The thing about branding is that it creates value where there was none before. This is hard for people to grasp. But it's very true. And the value comes from a meeting of the minds between employees and the people they serve.
Not to torture you with Kabbalah, but we create reality in the mind. We approach situations with a mental framework. And when a group of people get together and build a brand, they turn zero dollars into a reality that can be worth billions. A reality that is worth so much because other people, customers, are drawn to it and want to buy in.
Look at the military. Serving is not about the paycheck at all. It's about being something more than what you are - joining with others - serving a higher cause. When we are together with others in a cause, we initiate a tangible force that is much, much more than any one of us. 

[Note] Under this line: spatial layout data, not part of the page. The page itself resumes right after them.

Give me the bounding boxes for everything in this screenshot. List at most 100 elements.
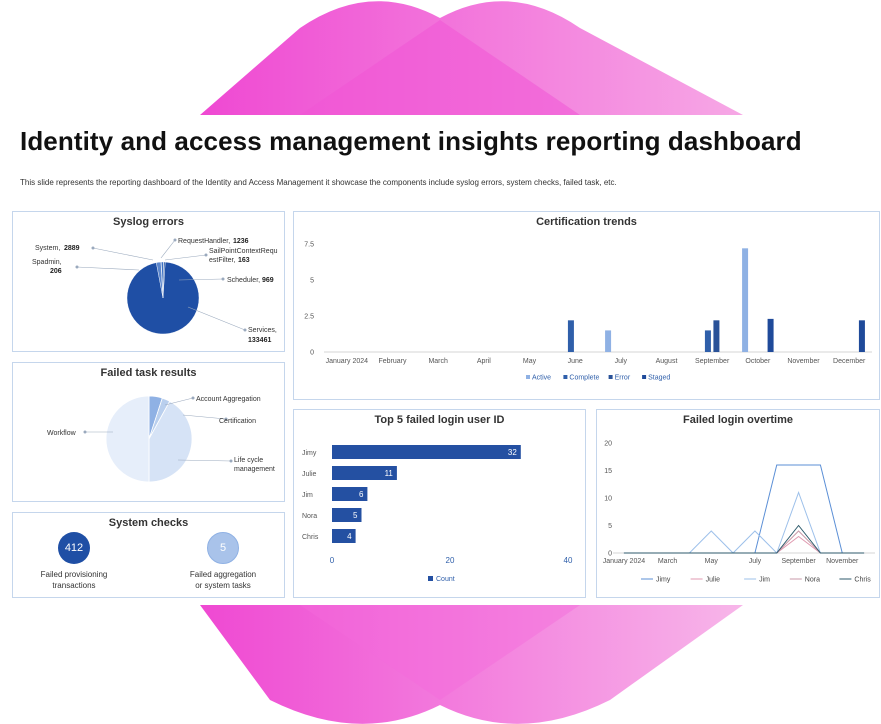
pie-slice-workflow — [105, 395, 150, 483]
failed-aggregation-value: 5 — [219, 542, 227, 554]
cert-bar-staged — [858, 320, 865, 352]
top5-category: Julie — [302, 471, 317, 478]
label-services-name: Services, — [248, 327, 277, 334]
failed-provisioning-line2: transactions — [52, 581, 96, 590]
top5-category: Nora — [302, 513, 317, 520]
cert-xtick: May — [523, 358, 537, 365]
label-scheduler-value: 969 — [262, 277, 274, 284]
overtime-legend: Jimy Julie Jim Nora Chris — [641, 577, 871, 584]
overtime-xtick: November — [826, 558, 859, 565]
overtime-line-chris — [623, 524, 865, 554]
label-system-value: 2889 — [64, 245, 80, 252]
failed-task-pie — [105, 395, 193, 483]
overtime-line-jim — [623, 491, 865, 554]
overtime-line-jimy — [623, 464, 865, 554]
system-checks-title: System checks — [108, 517, 189, 529]
cert-bars — [567, 248, 865, 352]
syslog-errors-chart: System, 2889 Spadmin, 206 RequestHandler… — [32, 238, 278, 344]
cert-legend-active: Active — [532, 375, 551, 382]
label-sailpoint-line2: estFilter, — [209, 257, 236, 264]
label-lifecycle-line1: Life cycle — [234, 457, 263, 464]
overtime-xtick: September — [781, 558, 816, 565]
top5-category: Jim — [302, 492, 313, 499]
label-system-name: System, — [35, 245, 60, 252]
overtime-legend-jimy: Jimy — [656, 577, 671, 584]
overtime-ytick: 5 — [608, 523, 612, 530]
top5-failed-login-panel: Top 5 failed login user ID Jimy 32 Julie 11… — [293, 409, 586, 598]
overtime-legend-julie: Julie — [706, 577, 721, 584]
top5-bar-nora — [332, 508, 362, 522]
overtime-legend-nora: Nora — [805, 577, 820, 584]
label-workflow: Workflow — [47, 430, 77, 437]
cert-legend-swatch-active — [526, 375, 530, 379]
cert-ytick: 5 — [310, 278, 314, 285]
label-requesthandler-name: RequestHandler, — [178, 238, 230, 245]
cert-legend: Active Complete Error Staged — [526, 375, 670, 382]
overtime-ytick: 20 — [604, 441, 612, 448]
certification-trends-title: Certification trends — [536, 216, 637, 228]
cert-xtick: August — [656, 358, 678, 365]
failed-login-overtime-panel: Failed login overtime 20 15 10 5 0 January 20… — [596, 409, 880, 598]
failed-login-overtime-title: Failed login overtime — [682, 414, 794, 426]
top5-bar-chris — [332, 529, 356, 543]
cert-xtick: December — [833, 358, 866, 365]
cert-xtick: February — [378, 358, 407, 365]
cert-bar-complete — [704, 330, 711, 352]
label-certification: Certification — [219, 418, 256, 425]
top5-xtick: 20 — [446, 556, 455, 565]
label-spadmin-name: Spadmin, — [32, 259, 62, 266]
failed-aggregation-badge: 5 — [207, 532, 239, 564]
cert-axes: 7.5 5 2.5 0 January 2024 February March April Ma… — [304, 242, 872, 365]
overtime-xtick: January 2024 — [603, 558, 646, 565]
overtime-ytick: 15 — [604, 468, 612, 475]
label-sailpoint-value: 163 — [238, 257, 250, 264]
syslog-errors-title: Syslog errors — [113, 216, 184, 228]
label-services-value: 133461 — [248, 337, 271, 344]
syslog-pie — [126, 261, 200, 335]
top5-value-chris: 4 — [347, 532, 352, 541]
top5-bar-julie — [332, 466, 397, 480]
overtime-xtick: July — [749, 558, 762, 565]
page-subtitle: This slide represents the reporting dash… — [20, 178, 617, 187]
failed-aggregation-line1: Failed aggregation — [189, 570, 257, 579]
top5-category: Jimy — [302, 450, 317, 457]
failed-provisioning-label: Failed provisioning transactions — [23, 569, 125, 591]
failed-aggregation-line2: or system tasks — [195, 581, 251, 590]
top5-value-julie: 11 — [385, 469, 394, 478]
cert-bar-error — [713, 320, 720, 352]
top5-value-jim: 6 — [359, 490, 364, 499]
label-lifecycle-line2: management — [234, 466, 275, 473]
cert-legend-swatch-staged — [642, 375, 647, 379]
failed-provisioning-line1: Failed provisioning — [40, 570, 108, 579]
failed-provisioning-badge: 412 — [58, 532, 90, 564]
top5-xtick: 40 — [564, 556, 573, 565]
top5-legend-swatch — [428, 576, 433, 581]
label-sailpoint-line1: SailPointContextRequ — [209, 248, 278, 255]
cert-xtick: November — [787, 358, 820, 365]
label-requesthandler-value: 1236 — [233, 238, 249, 245]
failed-task-panel: Failed task results Account Aggregation … — [12, 362, 285, 502]
label-account-aggregation: Account Aggregation — [196, 396, 261, 403]
failed-aggregation-label: Failed aggregation or system tasks — [173, 569, 273, 591]
top5-value-nora: 5 — [353, 511, 358, 520]
top5-bar-jimy — [332, 445, 521, 459]
cert-bar-active — [605, 330, 612, 352]
label-spadmin-value: 206 — [50, 268, 62, 275]
top5-legend-label: Count — [436, 576, 455, 583]
cert-bar-complete — [567, 320, 574, 352]
overtime-xtick: March — [658, 558, 678, 565]
overtime-lines — [623, 464, 865, 554]
top5-xtick: 0 — [330, 556, 335, 565]
cert-xtick: September — [695, 358, 730, 365]
cert-xtick: July — [615, 358, 628, 365]
overtime-ytick: 10 — [604, 496, 612, 503]
cert-legend-staged: Staged — [648, 375, 670, 382]
certification-trends-chart: 7.5 5 2.5 0 January 2024 February March April Ma… — [304, 242, 872, 382]
cert-xtick: January 2024 — [326, 358, 369, 365]
cert-legend-swatch-error — [608, 375, 613, 379]
top5-bar-jim — [332, 487, 368, 501]
cert-xtick: June — [568, 358, 583, 365]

Faith organizations are another example. When I was a little girl I joined Tzivos Hashem (The Army of G-d), a Lubavitcher Jewish movement. We understood the mission clearly - save the world spiritually - and we were empowered to carry it out - "Do a good deed."  Simple, resonant, effective.
Going higher. Getting connected. Serving a mission. This is the feeling that great brands give to their employees. And this is why every workplace should aspire to be a great brand.
But they don't - and they're not. Here are 3 major reasons why:
1. Muddling the mission versus pruning it down: Organizations do well when there's a simple, compelling, important job to do, and everyone can help do it. If people don't understand what they're doing there besides collecting a paycheck, they can't help build a brand. Why do missions get messy? Because powerful people are fighting for power and they're using the organization as their wrestling ring. So everyone wants their agenda to rule the day.
2. Focus on work versus value: The era of "work" is over. Get it? The past was about how many hours you put in - because we couldn't figure out a better way to run the system. But the future is about how much value your brainpower delivers. Marking hours is what prisoners do. It's not how knowledge employees compete. In fact your brain works better when you rest. Just because you had to sit for 8 hours at a shot in high school doesn't mean you should be thinking that way for the rest of your life. We have to think of a better way. To borrow terminology from IT, it's about outcomes, not outputs.
3. Labeling versus leveraging: Again, this is a holdover from the olden days when people had specific job functions and were ranked, rated, sorted and classified so that the bureaucracy could deal with them. The reality is, a person's job function today is simply to contribute. That contribution will change over time because the strategic environment dictates that our work change. Moreover, what is called "weakness" or even "disability" actually gives people tremendous strength and ability in certain situations. Narcisissism, grandiosity, hypertechnical thinking, you name it - everything can be funneled to productive use.
Building a brand starts with exciting and empowering employees. If follows, then, that if you want to have a valuable brand, you must turn your workforce from a bunch of worker bees into a powerful group of evangelists and ambassadors (forgive the jargon) who absolutely live to promote the organization.
It is not about the money. Even in a bad economy, it's not.
When your employees 1) know what to do and care about doing it 2) are rewarded for doing it well and 3) get praised for bringing their whole selves to the table - then and only then can your brand grow, flower, and deliver a return on investment. Whether it's money, social good, or any other benefit that society cares about - a great brand starts with valued, empowered employees on a mission.
Have a good day everyone, and good luck!